Not many authors can write Applejack's dialogue very well. I'm happy to day that is not the case here. This is one of the best examples for how Applejacks speaking should be written. All without a single "Ah" in sight. Well done!
The premise to the story seems interesting. I'll be curious to see if there's any truth behind Applebloom's observations.


Yes, I know, it gets a little ridiculous. But trust me, this is how kids are brought up to regard their elders (at least in my experience) in the South. I know that there's not a real analog for the Southern US in Equestria, but Applejack has the accent, so I assume a lot about her upbringing from it.

I have lived in the South my whole life, and I agree that this is true... two generations ago. Of course there are still pockets of it, but much of the South has gotten away from that, in my estimation. It wouldn't surprise me if it's more prevalent in the more rural areas, like in middle-of-nowhere parts of Mississippi and Alabama. (They really know how to cook chicken there, for serious.) So it's a perfectly reasonable assumption for this story.


In reality, there aren't diet apples, no. But I thought it'd be a bit of a silly conceit for ponies to diet by going off Red Delicious and onto a type that isn't as sweet (which is patently ridiculous in its own right--to me, Red Delicious apples are too grainy for real enjoyment). It's just a bit of silliness in my worldbuilding.


It seems to be getting in the way with most peoples' immersion in the story, so I'm considering taking the 'Ms.' out of Apple Bloom's dialog. To be honest, at first it was a device to differentiate Apple Bloom from her sister, but I think I've got a firmer grasp on their voices, so I think I can take 'em out without ruining the character.


Oh ye of little faith. How could she not work her cutie mark into it? That wouldn't be in line with her character at all! Just wait 'til the next chapter. ;-)


Thanks for your continued suggestions!

There was a whole part where Appleboom hears Applejack cry at bed and do a little stunt or something? Was it a cut chapter that's been redone or something?


Actually, I did cut that part. I thought it wasn't very Applejack. However, Applejack's loneliness (due to the loss of her parents) will come back into the story.

*Edits made to kill off the word 'Ms.' from Apple Bloom's vocabulary.

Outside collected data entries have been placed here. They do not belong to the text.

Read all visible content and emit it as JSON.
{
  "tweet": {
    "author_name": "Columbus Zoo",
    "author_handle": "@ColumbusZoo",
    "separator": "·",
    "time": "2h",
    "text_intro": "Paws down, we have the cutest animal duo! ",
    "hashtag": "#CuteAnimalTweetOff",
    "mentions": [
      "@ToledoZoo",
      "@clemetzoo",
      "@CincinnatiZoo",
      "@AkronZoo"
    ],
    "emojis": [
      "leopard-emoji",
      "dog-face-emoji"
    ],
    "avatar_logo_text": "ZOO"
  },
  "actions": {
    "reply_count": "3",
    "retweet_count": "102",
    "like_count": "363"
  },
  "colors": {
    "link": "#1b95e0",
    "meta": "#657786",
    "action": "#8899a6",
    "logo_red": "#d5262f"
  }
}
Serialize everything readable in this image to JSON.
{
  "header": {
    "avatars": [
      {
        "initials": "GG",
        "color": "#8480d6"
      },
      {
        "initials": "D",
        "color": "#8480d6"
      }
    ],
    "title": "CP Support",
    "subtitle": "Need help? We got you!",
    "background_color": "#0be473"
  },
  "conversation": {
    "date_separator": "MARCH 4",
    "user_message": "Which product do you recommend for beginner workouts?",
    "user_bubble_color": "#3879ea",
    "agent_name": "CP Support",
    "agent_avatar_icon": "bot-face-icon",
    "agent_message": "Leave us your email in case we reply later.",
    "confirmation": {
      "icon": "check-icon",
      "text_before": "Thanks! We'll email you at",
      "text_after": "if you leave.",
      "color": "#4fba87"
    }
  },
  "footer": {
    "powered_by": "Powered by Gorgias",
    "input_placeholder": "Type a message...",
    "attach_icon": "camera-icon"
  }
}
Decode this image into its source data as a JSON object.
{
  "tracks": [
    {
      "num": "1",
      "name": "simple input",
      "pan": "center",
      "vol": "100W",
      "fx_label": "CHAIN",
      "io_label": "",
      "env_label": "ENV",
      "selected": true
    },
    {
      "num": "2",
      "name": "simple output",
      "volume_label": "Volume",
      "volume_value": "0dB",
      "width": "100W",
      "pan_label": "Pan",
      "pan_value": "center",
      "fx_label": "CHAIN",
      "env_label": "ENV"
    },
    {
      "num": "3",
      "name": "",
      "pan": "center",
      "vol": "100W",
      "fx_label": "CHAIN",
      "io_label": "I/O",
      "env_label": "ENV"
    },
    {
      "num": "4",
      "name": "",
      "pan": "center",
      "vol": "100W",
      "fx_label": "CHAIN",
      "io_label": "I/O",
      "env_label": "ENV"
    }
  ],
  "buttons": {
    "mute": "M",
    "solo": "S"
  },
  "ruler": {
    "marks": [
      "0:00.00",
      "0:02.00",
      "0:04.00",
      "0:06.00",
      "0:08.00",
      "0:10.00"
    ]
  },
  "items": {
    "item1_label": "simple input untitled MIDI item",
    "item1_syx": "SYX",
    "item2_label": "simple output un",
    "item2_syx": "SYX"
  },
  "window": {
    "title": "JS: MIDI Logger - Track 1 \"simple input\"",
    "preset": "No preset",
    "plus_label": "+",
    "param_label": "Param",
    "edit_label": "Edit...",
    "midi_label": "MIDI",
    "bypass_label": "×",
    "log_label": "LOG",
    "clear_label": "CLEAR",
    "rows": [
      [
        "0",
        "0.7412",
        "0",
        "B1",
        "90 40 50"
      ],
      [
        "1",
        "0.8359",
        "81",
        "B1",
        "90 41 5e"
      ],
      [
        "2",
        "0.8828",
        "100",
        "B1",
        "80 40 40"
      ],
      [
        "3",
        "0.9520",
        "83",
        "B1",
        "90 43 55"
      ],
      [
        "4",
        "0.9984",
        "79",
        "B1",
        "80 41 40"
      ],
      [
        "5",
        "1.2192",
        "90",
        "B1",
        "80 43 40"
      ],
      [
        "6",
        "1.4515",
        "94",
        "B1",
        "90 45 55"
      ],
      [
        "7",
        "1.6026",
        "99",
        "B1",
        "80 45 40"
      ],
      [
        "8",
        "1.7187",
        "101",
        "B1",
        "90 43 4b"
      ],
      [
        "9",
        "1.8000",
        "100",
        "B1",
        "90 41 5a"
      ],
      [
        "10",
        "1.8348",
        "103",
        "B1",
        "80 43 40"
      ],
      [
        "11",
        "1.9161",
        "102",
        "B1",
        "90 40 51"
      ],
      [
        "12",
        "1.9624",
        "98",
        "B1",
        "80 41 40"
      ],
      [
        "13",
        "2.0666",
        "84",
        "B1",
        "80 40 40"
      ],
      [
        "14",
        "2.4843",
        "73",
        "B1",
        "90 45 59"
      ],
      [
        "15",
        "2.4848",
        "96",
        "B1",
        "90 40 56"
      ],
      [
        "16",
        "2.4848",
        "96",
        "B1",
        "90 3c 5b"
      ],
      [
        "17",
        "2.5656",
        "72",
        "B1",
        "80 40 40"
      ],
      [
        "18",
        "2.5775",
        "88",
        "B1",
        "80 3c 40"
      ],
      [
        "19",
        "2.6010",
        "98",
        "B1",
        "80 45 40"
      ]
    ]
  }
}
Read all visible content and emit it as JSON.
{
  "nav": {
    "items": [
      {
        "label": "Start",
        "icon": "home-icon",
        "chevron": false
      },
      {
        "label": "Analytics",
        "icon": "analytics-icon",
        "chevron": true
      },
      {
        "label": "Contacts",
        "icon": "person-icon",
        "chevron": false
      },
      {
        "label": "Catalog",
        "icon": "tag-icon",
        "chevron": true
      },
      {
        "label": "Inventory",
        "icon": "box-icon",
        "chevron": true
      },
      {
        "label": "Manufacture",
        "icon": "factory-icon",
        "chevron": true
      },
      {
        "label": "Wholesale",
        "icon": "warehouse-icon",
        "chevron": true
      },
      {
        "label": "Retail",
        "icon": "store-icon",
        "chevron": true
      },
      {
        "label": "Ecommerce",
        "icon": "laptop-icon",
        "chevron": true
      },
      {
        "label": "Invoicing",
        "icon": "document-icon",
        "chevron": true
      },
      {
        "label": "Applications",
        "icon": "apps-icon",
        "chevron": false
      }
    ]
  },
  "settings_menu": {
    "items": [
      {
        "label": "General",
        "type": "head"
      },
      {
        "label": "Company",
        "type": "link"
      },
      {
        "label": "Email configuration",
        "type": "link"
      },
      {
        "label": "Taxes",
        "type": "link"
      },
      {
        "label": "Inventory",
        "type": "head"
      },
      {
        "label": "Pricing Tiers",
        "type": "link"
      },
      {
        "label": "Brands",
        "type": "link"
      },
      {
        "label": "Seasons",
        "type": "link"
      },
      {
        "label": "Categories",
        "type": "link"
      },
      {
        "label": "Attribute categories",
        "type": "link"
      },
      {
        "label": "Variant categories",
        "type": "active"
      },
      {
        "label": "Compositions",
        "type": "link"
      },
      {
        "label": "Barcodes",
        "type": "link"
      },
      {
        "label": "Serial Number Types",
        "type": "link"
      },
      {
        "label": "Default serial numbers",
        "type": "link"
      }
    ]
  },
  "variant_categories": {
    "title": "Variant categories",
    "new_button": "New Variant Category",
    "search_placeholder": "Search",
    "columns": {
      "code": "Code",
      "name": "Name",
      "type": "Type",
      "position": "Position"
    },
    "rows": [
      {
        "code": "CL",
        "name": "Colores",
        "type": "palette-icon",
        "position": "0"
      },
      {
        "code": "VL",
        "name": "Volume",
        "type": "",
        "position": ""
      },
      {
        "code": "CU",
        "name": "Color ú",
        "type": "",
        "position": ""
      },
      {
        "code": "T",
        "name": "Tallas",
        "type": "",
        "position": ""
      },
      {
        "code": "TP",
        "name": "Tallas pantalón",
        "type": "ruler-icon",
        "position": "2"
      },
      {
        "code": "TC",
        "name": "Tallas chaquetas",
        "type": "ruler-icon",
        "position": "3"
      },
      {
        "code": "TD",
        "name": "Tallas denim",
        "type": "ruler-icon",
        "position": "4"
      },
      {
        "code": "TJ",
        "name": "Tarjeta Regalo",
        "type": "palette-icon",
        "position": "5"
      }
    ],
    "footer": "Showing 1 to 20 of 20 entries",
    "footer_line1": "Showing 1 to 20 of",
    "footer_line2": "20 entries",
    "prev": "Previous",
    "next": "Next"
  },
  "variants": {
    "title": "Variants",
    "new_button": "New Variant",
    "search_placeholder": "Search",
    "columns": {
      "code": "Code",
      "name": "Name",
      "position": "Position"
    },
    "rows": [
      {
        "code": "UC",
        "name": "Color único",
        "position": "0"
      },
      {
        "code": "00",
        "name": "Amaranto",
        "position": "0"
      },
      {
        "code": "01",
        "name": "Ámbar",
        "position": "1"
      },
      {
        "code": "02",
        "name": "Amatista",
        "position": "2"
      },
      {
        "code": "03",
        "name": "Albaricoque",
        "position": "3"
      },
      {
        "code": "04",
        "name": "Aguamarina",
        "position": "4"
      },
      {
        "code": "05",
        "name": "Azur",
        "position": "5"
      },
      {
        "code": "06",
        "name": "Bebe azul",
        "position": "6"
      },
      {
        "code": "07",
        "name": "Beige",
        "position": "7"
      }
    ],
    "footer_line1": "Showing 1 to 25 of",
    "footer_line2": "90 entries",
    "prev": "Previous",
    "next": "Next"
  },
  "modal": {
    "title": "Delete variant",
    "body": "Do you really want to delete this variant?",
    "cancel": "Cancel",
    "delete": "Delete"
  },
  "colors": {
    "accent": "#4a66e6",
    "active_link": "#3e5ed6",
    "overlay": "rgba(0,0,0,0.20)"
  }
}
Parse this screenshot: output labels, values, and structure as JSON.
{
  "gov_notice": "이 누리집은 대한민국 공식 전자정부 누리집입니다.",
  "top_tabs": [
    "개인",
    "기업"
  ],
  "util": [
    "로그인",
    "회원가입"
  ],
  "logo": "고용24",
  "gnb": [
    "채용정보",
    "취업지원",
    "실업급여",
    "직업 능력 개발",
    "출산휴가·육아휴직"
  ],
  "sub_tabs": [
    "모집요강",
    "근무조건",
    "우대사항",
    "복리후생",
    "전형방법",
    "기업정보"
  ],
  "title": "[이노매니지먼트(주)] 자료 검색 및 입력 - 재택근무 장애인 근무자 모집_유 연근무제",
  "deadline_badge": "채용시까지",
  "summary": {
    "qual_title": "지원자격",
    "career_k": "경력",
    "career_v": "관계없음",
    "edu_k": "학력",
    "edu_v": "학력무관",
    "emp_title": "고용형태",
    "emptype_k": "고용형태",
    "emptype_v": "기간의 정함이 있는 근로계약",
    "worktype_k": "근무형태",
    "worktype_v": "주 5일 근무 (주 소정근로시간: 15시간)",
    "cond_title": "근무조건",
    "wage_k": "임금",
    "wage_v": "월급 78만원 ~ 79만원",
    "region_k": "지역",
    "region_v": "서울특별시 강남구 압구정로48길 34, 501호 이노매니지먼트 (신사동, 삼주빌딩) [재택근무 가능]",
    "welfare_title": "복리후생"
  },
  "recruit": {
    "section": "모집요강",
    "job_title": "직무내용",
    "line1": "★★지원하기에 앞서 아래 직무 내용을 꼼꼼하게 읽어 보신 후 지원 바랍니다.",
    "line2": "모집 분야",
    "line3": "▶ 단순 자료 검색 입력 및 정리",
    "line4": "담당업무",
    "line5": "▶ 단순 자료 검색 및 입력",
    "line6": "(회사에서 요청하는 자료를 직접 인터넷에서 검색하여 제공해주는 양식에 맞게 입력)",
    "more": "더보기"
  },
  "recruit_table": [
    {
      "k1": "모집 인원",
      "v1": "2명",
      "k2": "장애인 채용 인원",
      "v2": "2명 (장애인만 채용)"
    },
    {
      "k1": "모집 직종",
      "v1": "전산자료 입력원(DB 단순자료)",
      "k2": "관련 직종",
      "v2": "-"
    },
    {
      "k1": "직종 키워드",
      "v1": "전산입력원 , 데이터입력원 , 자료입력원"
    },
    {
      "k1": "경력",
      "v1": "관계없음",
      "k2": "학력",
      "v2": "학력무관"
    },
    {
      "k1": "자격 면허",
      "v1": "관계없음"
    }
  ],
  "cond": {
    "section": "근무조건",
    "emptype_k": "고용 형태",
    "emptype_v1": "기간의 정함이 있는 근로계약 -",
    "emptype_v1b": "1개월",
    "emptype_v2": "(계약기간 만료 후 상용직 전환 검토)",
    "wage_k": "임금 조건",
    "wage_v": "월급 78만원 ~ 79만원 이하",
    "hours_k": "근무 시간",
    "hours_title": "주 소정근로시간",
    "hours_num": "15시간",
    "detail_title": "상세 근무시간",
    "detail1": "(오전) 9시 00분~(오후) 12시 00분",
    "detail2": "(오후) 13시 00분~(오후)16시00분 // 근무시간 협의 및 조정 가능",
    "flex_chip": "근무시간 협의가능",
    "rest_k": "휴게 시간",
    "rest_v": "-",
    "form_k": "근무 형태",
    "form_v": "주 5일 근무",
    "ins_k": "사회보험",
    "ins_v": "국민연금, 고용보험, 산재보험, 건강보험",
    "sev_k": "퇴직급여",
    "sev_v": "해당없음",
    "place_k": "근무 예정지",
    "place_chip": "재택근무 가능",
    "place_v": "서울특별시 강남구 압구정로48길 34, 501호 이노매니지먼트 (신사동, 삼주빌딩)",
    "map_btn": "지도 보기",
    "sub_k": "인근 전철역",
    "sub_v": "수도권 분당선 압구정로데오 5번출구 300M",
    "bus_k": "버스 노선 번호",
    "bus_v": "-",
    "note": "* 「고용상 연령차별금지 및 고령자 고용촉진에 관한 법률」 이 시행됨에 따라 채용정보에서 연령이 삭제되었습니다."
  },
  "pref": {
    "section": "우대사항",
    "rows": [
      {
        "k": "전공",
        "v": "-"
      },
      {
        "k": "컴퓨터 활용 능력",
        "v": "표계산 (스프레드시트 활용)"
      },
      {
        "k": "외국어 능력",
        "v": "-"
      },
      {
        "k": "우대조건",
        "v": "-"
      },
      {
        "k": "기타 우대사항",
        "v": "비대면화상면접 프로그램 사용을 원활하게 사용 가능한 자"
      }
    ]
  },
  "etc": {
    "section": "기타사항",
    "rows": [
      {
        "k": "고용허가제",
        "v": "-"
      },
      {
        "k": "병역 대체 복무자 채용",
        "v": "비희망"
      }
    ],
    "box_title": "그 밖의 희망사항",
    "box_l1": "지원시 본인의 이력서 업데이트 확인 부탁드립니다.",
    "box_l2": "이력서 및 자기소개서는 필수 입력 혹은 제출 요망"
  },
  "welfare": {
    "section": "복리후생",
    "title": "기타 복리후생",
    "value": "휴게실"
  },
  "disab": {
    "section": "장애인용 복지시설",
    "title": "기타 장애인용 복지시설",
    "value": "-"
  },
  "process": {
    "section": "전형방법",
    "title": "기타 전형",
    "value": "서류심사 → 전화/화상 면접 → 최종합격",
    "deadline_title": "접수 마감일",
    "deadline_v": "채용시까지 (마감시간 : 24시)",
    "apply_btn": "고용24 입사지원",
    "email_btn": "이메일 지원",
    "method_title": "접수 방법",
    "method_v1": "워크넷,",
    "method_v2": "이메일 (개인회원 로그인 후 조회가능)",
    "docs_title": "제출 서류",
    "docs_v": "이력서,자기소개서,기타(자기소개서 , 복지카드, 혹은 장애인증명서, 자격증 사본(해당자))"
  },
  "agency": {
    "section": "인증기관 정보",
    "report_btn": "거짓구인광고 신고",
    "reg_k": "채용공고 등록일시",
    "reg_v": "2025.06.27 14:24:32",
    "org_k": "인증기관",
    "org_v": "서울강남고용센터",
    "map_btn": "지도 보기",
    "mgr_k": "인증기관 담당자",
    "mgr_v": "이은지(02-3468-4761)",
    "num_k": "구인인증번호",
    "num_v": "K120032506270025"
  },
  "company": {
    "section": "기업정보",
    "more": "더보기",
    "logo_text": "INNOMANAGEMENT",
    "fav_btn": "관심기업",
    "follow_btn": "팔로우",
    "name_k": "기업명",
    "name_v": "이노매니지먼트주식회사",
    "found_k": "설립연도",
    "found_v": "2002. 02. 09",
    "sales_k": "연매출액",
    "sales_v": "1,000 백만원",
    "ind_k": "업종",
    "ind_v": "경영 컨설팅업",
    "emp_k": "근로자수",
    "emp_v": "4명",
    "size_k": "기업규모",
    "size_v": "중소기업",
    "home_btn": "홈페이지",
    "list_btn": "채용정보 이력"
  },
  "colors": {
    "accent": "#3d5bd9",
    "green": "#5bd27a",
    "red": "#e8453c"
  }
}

This is a very good fanfic, and I love AJ, and am glad to see her dialouge written so well. This definately seems like it will turn out very well. :derpytongue2:

I cross my fingers that each episode will be relased in TWICE the time that this was.

I'm surprised applebloom didn't gauge applejack a heart attack with that "hnnnng" level of adorable.

“Aw, Sweetie,” -->Apple Jack<-- smiled pulling her friend’s chin up with a gentle hoof, “I thought of yer sister first! But can y’really see yours and my sisters together? Like, together livin’ together?”

That ought to be Apple Bloom I reckon.